The key to boosting your ratings is to look for repeatable patterns where certain quarter-hours are down for you while they are steady or up for your competition. Then you can focus on improving, moving, or eliminating that content. By addressing and making a positive impact on individual quarter hours, total week audience growth will occur.
Let’s say you are running a lunch program from 12:00-1:00. How do you know if that is helping your station or hurting it? Look at your audience by quarter hour. Does it go up or down for the show? More importantly, are your format competitors going up or down at that time? And how about the format group as a whole? If the format’s total share of the audience goes down but your audience is flat or up, that means your programming is working in your favor. You also want to look for quarter-hours where the format’s total share is going up or is flat, but you are going down. Not just in one survey or month, but repeating over time. Those quarter-hours are the real opportunities for improvement.

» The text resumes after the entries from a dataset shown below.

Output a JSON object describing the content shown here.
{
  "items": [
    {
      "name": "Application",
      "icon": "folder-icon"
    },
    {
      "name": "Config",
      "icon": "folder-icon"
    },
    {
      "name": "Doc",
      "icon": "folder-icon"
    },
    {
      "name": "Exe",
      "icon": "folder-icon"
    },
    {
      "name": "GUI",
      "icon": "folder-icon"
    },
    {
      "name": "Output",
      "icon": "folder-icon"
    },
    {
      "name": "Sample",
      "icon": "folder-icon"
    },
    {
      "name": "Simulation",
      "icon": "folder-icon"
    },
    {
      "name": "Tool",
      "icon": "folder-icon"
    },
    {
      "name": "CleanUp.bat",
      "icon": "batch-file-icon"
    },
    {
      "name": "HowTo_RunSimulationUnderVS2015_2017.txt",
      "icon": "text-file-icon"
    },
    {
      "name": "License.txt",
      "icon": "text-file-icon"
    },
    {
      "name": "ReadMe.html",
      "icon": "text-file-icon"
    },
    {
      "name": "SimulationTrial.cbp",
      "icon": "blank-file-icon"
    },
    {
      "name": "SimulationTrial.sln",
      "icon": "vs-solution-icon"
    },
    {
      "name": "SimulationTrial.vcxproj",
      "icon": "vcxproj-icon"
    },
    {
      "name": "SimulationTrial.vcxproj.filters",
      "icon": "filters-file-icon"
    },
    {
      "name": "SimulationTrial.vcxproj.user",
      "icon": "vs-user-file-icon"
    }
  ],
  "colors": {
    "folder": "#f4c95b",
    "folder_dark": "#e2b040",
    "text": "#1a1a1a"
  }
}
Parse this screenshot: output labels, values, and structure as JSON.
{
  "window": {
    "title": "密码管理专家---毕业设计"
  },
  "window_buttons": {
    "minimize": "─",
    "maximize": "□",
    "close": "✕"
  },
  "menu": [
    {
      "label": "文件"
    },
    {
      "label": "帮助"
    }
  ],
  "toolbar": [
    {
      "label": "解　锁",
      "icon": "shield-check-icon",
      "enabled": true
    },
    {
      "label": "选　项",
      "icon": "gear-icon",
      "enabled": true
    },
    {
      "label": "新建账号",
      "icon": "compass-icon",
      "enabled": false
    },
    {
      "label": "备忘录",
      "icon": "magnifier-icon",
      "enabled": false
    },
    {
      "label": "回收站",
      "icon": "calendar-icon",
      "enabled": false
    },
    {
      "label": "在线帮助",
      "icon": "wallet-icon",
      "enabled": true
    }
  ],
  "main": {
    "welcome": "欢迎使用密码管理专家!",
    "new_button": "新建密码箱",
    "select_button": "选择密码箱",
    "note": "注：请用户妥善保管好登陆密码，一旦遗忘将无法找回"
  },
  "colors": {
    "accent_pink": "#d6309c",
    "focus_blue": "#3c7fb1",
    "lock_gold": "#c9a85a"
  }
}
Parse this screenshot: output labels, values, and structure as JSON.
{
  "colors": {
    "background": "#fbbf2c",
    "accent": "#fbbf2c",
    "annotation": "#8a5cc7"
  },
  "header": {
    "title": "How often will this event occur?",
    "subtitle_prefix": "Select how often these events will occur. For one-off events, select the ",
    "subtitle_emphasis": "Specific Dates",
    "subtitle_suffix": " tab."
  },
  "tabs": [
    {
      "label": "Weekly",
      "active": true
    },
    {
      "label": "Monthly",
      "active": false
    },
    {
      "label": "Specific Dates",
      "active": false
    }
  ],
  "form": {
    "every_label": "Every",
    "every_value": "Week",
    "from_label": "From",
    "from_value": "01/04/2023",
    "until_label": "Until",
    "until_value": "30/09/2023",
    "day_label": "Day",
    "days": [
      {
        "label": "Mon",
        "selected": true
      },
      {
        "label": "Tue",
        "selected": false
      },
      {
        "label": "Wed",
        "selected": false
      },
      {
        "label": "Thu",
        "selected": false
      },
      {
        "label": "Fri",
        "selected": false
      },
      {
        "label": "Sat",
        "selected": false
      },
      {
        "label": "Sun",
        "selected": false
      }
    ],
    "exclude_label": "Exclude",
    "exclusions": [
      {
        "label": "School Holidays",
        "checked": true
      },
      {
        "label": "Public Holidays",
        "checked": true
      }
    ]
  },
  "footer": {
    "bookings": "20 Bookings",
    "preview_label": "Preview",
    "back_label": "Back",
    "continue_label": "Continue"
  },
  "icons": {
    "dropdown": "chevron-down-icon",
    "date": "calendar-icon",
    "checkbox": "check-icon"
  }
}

Once you’ve zeroed in on your quarter-hours that are underperforming the format group, you can look at the programming features during those quarter-hours to figure out why they are underperforming. Sometimes the content is good but it is happening at the wrong time for your audience. They aren’t available to hear it. If so then move it. Sometimes the content is good but the competitor has something better. If so, move it. Sometimes the content just doesn’t appeal to your audience. If so, eliminate it.
This exercise can also be helpful in setting your commercial clock. While you cannot eliminate commercial breaks, proper placement is vital. How are your listeners reacting when you are in commercial break, and how are they reacting when your competitors are in commercial break? You can now minimize the impact of your commercial breaks and take advantage of your competitor when they are in a break.
The point is you don’t need to guess which content is working and which is not. There are tools available for you to do these comparisons yourself. We’ve been successfully using our Ratings Booster service to help our clients quickly identify their opportunities for ratings growth. It’s got color coding and other visual features to make it easy to see where the ratings are over-performing and, more importantly, where they are underperforming.
For the station shown in this example, the red cells show that the format group loses audience at 6:00A, as does the station. This happened in the most recent month, the prior month, and an average of all the prior months, so it is a repeating pattern. The green cells show the format group rebounding at 6:45A, but the station doesn’t. That is an area that needs some focus.